The Prime Minister's Secret Agent(37)
Mark was not deterred. “Then there’s the Windsor matter. You were distracted by your personal biases—spent valuable time going after the wrong suspect, leaving the actual kidnappers time to nearly carry out their plans.”
“Nearly,” Maggie retorted. “That’s the key word. Because the King was not killed and the Princess was not kidnapped.”
“But Hugh was shot.” Mark affected a girlish American voice. “ ‘Oh, come on, Hugh, as we say in the good ol’ U. S. of A.—let’s wing it!’ ” His voice deepened again. “You almost had him killed, you silly git.”
Maggie’s breath began to come faster. Who is he to judge me? He wasn’t there, he wasn’t at St. Paul’s, he wasn’t in Berlin … All he does is sit at a desk all day and look at photographs of suspects through a loupe … How easy it is to criticize the soldiers when you’re not actually in the trenches! What was it Teddy Roosevelt said? “It is not the critic who counts; not the man who points out how the strong man stumbles, or where the doer of deeds could have done them better. The credit belongs to the man who is actually in the arena …”
Maggie chose her words carefully. “The objective was never to put Hugh in harm’s way, but to rescue the Princess. If the tables had been turned, I would have understood—”
“And then you had him sacked.”
This, Maggie was not expecting. “I, responsible for Hugh’s being fired?” She shook her head. “No, I was out of the country at the time—and working for SOE, not MI-Five, if you recall. I had nothing to do with Hugh’s mission or with his being sacked.”
Mark stopped and cocked his head to one side, taking in her expression. “You really don’t know, do you?”
Maggie was mystified. “Know what?”
“He didn’t tell you? A gentleman to the end, poor blighter …”
“Tell me!”
“Later.” Mark eyed her. “Now, Miss Hope—let’s trot along.” He turned and strode into what looked like a soot-covered Victorian prison.
Chapter Nine
“I’m Mr. Standish and I’m here to speak with the procurator fiscal,” he said, flashing his MI-5 identity card.
The woman behind the desk was tiny with bright eyes, like a sparrow. “That’s Mr. Findlay,” she said, nodding. “Down that corridor and first office on the right.” She glanced at Maggie. “You’re not going, too, are you, dear?”

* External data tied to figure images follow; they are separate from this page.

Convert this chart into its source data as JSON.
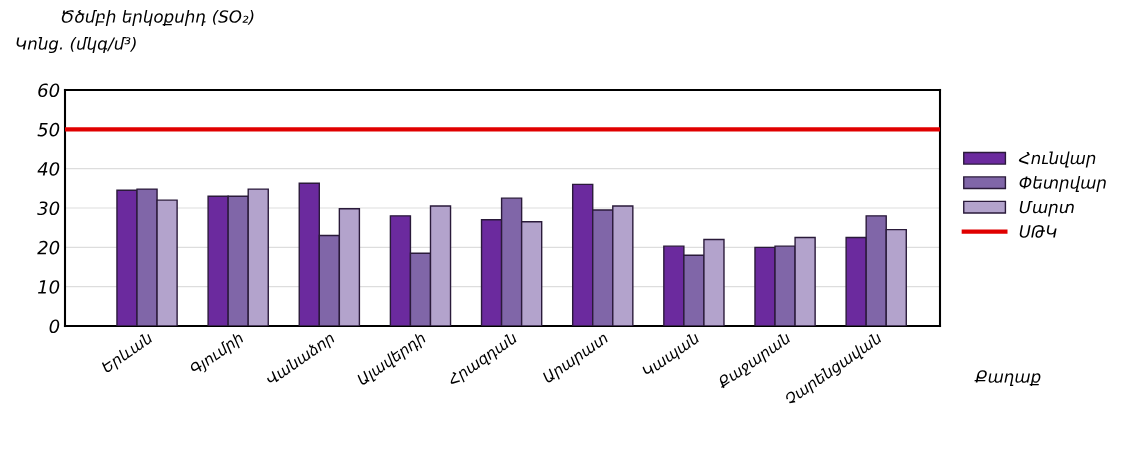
{
  "chart_data": {
    "type": "bar",
    "title": "Ծծմբի երկօքսիդ (SO₂)",
    "ylabel": "Կոնց. (մկգ/մ³)",
    "xlabel": "Քաղաք",
    "categories": [
      "Երևան",
      "Գյումրի",
      "Վանաձոր",
      "Ալավերդի",
      "Հրազդան",
      "Արարատ",
      "Կապան",
      "Քաջարան",
      "Չարենցավան"
    ],
    "series": [
      {
        "name": "Հունվար",
        "color": "#6b2a9e",
        "values": [
          34.5,
          33,
          36.3,
          28,
          27,
          36,
          20.3,
          20,
          22.5
        ]
      },
      {
        "name": "Փետրվար",
        "color": "#8066a8",
        "values": [
          34.8,
          33,
          23,
          18.5,
          32.5,
          29.5,
          18,
          20.3,
          28
        ]
      },
      {
        "name": "Մարտ",
        "color": "#b3a3cc",
        "values": [
          32,
          34.8,
          29.8,
          30.5,
          26.5,
          30.5,
          22,
          22.5,
          24.5
        ]
      }
    ],
    "ref_lines": [
      {
        "axis": "y",
        "value": 50,
        "label": "ՍԹԿ",
        "color": "#e00000"
      }
    ],
    "ylim": [
      0,
      60
    ],
    "yticks": [
      0,
      10,
      20,
      30,
      40,
      50,
      60
    ],
    "grid": "y",
    "legend": "right"
  }
}
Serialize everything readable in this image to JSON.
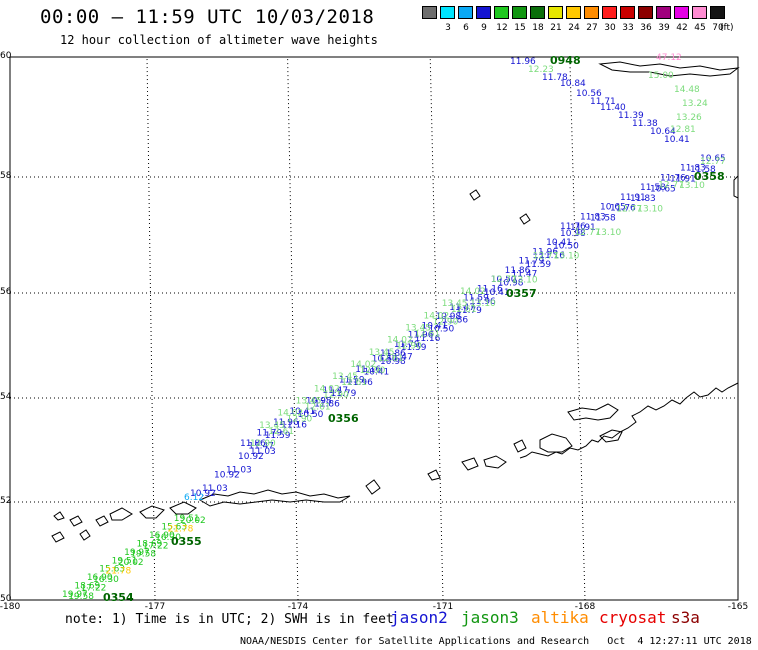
{
  "header": {
    "title": "00:00 – 11:59 UTC 10/03/2018",
    "subtitle": "12 hour collection of altimeter wave heights"
  },
  "legend": {
    "swatches": [
      {
        "color": "#6e6e6e",
        "label": ""
      },
      {
        "color": "#00e5ff",
        "label": "3"
      },
      {
        "color": "#0aa9f5",
        "label": "6"
      },
      {
        "color": "#1414d2",
        "label": "9"
      },
      {
        "color": "#1ec81e",
        "label": "12"
      },
      {
        "color": "#119611",
        "label": "15"
      },
      {
        "color": "#0a6e0a",
        "label": "18"
      },
      {
        "color": "#e6e600",
        "label": "21"
      },
      {
        "color": "#ffc800",
        "label": "24"
      },
      {
        "color": "#ff8c00",
        "label": "27"
      },
      {
        "color": "#ff1e1e",
        "label": "30"
      },
      {
        "color": "#c80000",
        "label": "33"
      },
      {
        "color": "#8c0000",
        "label": "36"
      },
      {
        "color": "#a0007d",
        "label": "39"
      },
      {
        "color": "#e600e6",
        "label": "42"
      },
      {
        "color": "#ff8cd2",
        "label": "45"
      },
      {
        "color": "#141414",
        "label": "70"
      }
    ],
    "unit": "(ft)"
  },
  "axes": {
    "latitudes": [
      "60",
      "58",
      "56",
      "54",
      "52",
      "50"
    ],
    "longitudes": [
      "-180",
      "-177",
      "-174",
      "-171",
      "-168",
      "-165"
    ]
  },
  "observations": {
    "time_labels": [
      {
        "text": "0948",
        "color": "#006400"
      },
      {
        "text": "0358",
        "color": "#006400"
      },
      {
        "text": "0357",
        "color": "#006400"
      },
      {
        "text": "0356",
        "color": "#006400"
      },
      {
        "text": "0355",
        "color": "#006400"
      },
      {
        "text": "0354",
        "color": "#006400"
      }
    ],
    "upper_track": [
      {
        "text": "11.96",
        "color": "#1414d2"
      },
      {
        "text": "12.23",
        "color": "#7cdc7c"
      },
      {
        "text": "11.78",
        "color": "#1414d2"
      },
      {
        "text": "10.84",
        "color": "#1414d2"
      },
      {
        "text": "10.56",
        "color": "#1414d2"
      },
      {
        "text": "11.71",
        "color": "#1414d2"
      },
      {
        "text": "11.40",
        "color": "#1414d2"
      },
      {
        "text": "11.39",
        "color": "#1414d2"
      },
      {
        "text": "11.38",
        "color": "#1414d2"
      },
      {
        "text": "10.64",
        "color": "#1414d2"
      },
      {
        "text": "10.41",
        "color": "#1414d2"
      },
      {
        "text": "47.12",
        "color": "#ff8cd2"
      },
      {
        "text": "15.00",
        "color": "#7cdc7c"
      },
      {
        "text": "14.48",
        "color": "#7cdc7c"
      },
      {
        "text": "13.24",
        "color": "#7cdc7c"
      },
      {
        "text": "13.26",
        "color": "#7cdc7c"
      },
      {
        "text": "12.81",
        "color": "#7cdc7c"
      }
    ],
    "main_track_right": [
      {
        "text": "11.76",
        "color": "#1414d2"
      },
      {
        "text": "11.91",
        "color": "#1414d2"
      },
      {
        "text": "11.83",
        "color": "#1414d2"
      },
      {
        "text": "11.58",
        "color": "#1414d2"
      },
      {
        "text": "10.65",
        "color": "#1414d2"
      }
    ],
    "main_track_mid": [
      {
        "text": "11.86",
        "color": "#1414d2"
      },
      {
        "text": "11.47",
        "color": "#1414d2"
      },
      {
        "text": "11.79",
        "color": "#1414d2"
      },
      {
        "text": "11.59",
        "color": "#1414d2"
      },
      {
        "text": "11.96",
        "color": "#1414d2"
      },
      {
        "text": "11.16",
        "color": "#1414d2"
      },
      {
        "text": "10.41",
        "color": "#1414d2"
      },
      {
        "text": "10.50",
        "color": "#1414d2"
      },
      {
        "text": "10.98",
        "color": "#1414d2"
      }
    ],
    "lower_track": [
      {
        "text": "19.97",
        "color": "#1ec81e"
      },
      {
        "text": "19.58",
        "color": "#1ec81e"
      },
      {
        "text": "18.69",
        "color": "#1ec81e"
      },
      {
        "text": "17.22",
        "color": "#1ec81e"
      },
      {
        "text": "16.90",
        "color": "#1ec81e"
      },
      {
        "text": "16.30",
        "color": "#1ec81e"
      },
      {
        "text": "15.63",
        "color": "#1ec81e"
      },
      {
        "text": "21.78",
        "color": "#ffc800"
      },
      {
        "text": "19.51",
        "color": "#1ec81e"
      },
      {
        "text": "20.02",
        "color": "#1ec81e"
      }
    ]
  },
  "footer": {
    "note": "note: 1) Time is in UTC; 2) SWH is in feet",
    "satellites": [
      {
        "name": "jason2",
        "color": "#1414d2"
      },
      {
        "name": "jason3",
        "color": "#119611"
      },
      {
        "name": "altika",
        "color": "#ff8c00"
      },
      {
        "name": "cryosat",
        "color": "#e60000"
      },
      {
        "name": "s3a",
        "color": "#8c0000"
      }
    ],
    "credit": "NOAA/NESDIS Center for Satellite Applications and Research   Oct  4 12:27:11 UTC 2018"
  }
}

Mark appraised Maggie with something approaching amusement. “Yes, Miss Hope, will you be accompanying me? We’re going to talk to the procurator fiscal about Estelle Crawford’s death—and examine her corpse.” He said it as though it were a dare.
Maggie had never been to a morgue, and the smell of decay and disinfectant was already starting to turn her stomach. But she refused to give Mark the satisfaction of sitting it out.
She squared her shoulders. “Of course I’m coming, too,” she said.
In a small, windowless office, going through a stack of paperwork, Mr. Findlay was at his desk. The only relief on the white-painted cement walls was a loudly ticking clock and the framed flag of Scotland. He looked up with bleary brown eyes, not at all pleased to be disturbed. Maggie realized that while his haggard, sun-spotted face and full head of chestnut curls was average-sized, as were his hands, the rest of his body was disproportionately small. Dwarfism, she thought.
“I’m Mr. Standish, and this is Miss Hope. We’re here for the autopsy of Estelle Crawford.”
“Too late!” Findlay barked. “Can a body no get any peace aroun’ here? Only the dead, it seems …”
“Too late?” Mark echoed. “I’m with MI-Five. There’s been a murder. You were under explicit instructions to keep the body for autopsy.”
Findlay used a small stool to get down from his desk chair. Standing, he was no more than four feet tall. “I know none such thing,” he said, thumping papers into a file. “The autopsy’s already been done. The body’s been cremated. Nothin’ to see here.”
Mark was beginning to flush with annoyance. “What do you mean, the body’s been cremated? On whose authority?”
Mr. Findlay looked up and gave an owlish blink. “Don’t you know? Two men came last night. From the government.”
“MI-Five?” Mark asked.
Mr. Findlay gave a disgruntled sigh. “No, no, not MI-Five—although a’ you Londoners look alike to me,” he grumbled, going through another file until he found the paper he was looking for. “Here,” he said, thrusting it at Mark. “Ministry of Agriculture and Fisheries.”